DesynchronizedSpider Development

DesynchronizedSpider plugins modify the connection logic in order to change the behaviour of the connections. There is no global state synchronisation and so a DesynchronizedSpider can be more efficient than a SynchronizedSpider.

Connection Functions

Connection functions are at the heart of a DesynchronisedSpider plugin. These use a connection helper (or custom connection logic) to generate traffic towards with a target to get a reply from the target.

One function should be written for each connection to be made, usually with at least two function to provide a baseline followed by an experimental connection.

By convention, functions should be prefixed with conn_ to ensure there are no conflicts. After declaring the functions, you must then set the connections metadata variable with pointers to each of the connection functions.

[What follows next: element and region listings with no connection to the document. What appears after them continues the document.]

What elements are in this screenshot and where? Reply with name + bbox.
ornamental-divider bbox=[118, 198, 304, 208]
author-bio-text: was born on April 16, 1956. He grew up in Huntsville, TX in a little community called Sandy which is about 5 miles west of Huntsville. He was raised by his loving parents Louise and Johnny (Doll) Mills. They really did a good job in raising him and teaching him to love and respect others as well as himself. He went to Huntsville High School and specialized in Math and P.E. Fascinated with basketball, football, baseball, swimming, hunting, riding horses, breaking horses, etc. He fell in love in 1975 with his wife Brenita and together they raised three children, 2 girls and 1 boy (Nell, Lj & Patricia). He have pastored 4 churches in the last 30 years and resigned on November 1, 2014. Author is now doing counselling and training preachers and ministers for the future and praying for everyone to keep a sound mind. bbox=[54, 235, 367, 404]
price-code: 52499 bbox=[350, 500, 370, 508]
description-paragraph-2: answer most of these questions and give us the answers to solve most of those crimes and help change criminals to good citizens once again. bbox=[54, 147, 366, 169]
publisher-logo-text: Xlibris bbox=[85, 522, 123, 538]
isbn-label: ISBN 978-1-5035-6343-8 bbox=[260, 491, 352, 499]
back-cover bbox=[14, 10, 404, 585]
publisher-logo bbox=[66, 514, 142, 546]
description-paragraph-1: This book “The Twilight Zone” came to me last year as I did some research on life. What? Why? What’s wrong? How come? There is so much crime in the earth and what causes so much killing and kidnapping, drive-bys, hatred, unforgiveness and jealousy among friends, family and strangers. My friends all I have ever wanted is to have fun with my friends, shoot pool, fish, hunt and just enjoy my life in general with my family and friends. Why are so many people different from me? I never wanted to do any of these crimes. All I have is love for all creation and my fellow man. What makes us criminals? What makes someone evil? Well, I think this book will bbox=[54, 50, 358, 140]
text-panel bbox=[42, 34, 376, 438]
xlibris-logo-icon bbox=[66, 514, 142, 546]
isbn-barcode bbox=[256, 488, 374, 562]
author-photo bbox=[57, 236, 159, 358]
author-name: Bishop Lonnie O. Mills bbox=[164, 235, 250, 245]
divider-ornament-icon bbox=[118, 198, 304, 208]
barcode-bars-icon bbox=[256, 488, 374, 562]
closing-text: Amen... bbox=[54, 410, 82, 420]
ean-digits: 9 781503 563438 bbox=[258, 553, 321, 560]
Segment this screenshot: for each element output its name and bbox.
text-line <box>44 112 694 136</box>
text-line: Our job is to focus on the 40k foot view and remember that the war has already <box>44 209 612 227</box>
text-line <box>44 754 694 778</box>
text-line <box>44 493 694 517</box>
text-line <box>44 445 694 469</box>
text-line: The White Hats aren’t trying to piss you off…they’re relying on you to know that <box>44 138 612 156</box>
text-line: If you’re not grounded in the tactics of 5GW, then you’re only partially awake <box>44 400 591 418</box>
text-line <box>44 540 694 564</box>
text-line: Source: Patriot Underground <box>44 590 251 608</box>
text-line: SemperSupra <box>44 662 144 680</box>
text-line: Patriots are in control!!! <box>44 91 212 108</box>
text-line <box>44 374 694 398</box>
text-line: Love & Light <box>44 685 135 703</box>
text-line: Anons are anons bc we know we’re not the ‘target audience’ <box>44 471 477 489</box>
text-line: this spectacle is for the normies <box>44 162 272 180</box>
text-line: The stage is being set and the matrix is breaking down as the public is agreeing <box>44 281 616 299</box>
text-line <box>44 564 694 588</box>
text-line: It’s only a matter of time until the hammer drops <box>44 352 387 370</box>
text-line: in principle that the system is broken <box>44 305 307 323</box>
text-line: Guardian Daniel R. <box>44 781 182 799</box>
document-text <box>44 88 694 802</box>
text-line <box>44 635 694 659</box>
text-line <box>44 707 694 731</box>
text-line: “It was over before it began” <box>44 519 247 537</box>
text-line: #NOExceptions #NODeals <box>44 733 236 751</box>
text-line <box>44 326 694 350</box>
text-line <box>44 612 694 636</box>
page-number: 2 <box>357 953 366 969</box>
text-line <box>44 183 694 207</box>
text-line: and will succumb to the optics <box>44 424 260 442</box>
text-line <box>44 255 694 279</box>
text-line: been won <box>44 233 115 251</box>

The following shows the relevant portions of the H2 plugin, which uses this framework:

class H2(DesynchronizedSpider, PluggableSpider):
    def conn_no_h2(self, job, config):  # pylint: disable=unused-argument
        if self.args.connect == "http":
            return connect_http(self.source, job, self.args.timeout)
        if self.args.connect == "https":
            return connect_http(self.source, job, self.args.timeout)
        if self.args.connect == "torhttp":
            return connect_tor_http(self.controller, self.args.tor_path, job, self.args.timeout)
        else:
            raise RuntimeError("Unknown connection mode specified")

    def conn_h2(self, job, config): # pylint: disable=unused-argument
        curlopts = {pycurl.HTTP_VERSION: pycurl.CURL_HTTP_VERSION_2_0}
        curlinfos = {pycurl.INFO_HTTP_VERSION}
        if self.args.connect == "http":
            return connect_http(self.source, job, self.args.timeout, curlopts, curlinfos)
        if self.args.connect == "https":
            return connect_https(self.source, job, self.args.timeout, curlopts, curlinfos)
        if self.args.connect == "torhttp":
            return connect_tor_http(self.controller, self.args.tor_path, job, self.args.timeout, curlopts, curlinfos)
        else:
            raise RuntimeError("Unknown connection mode specified")

    connections = [conn_no_h2, conn_h2]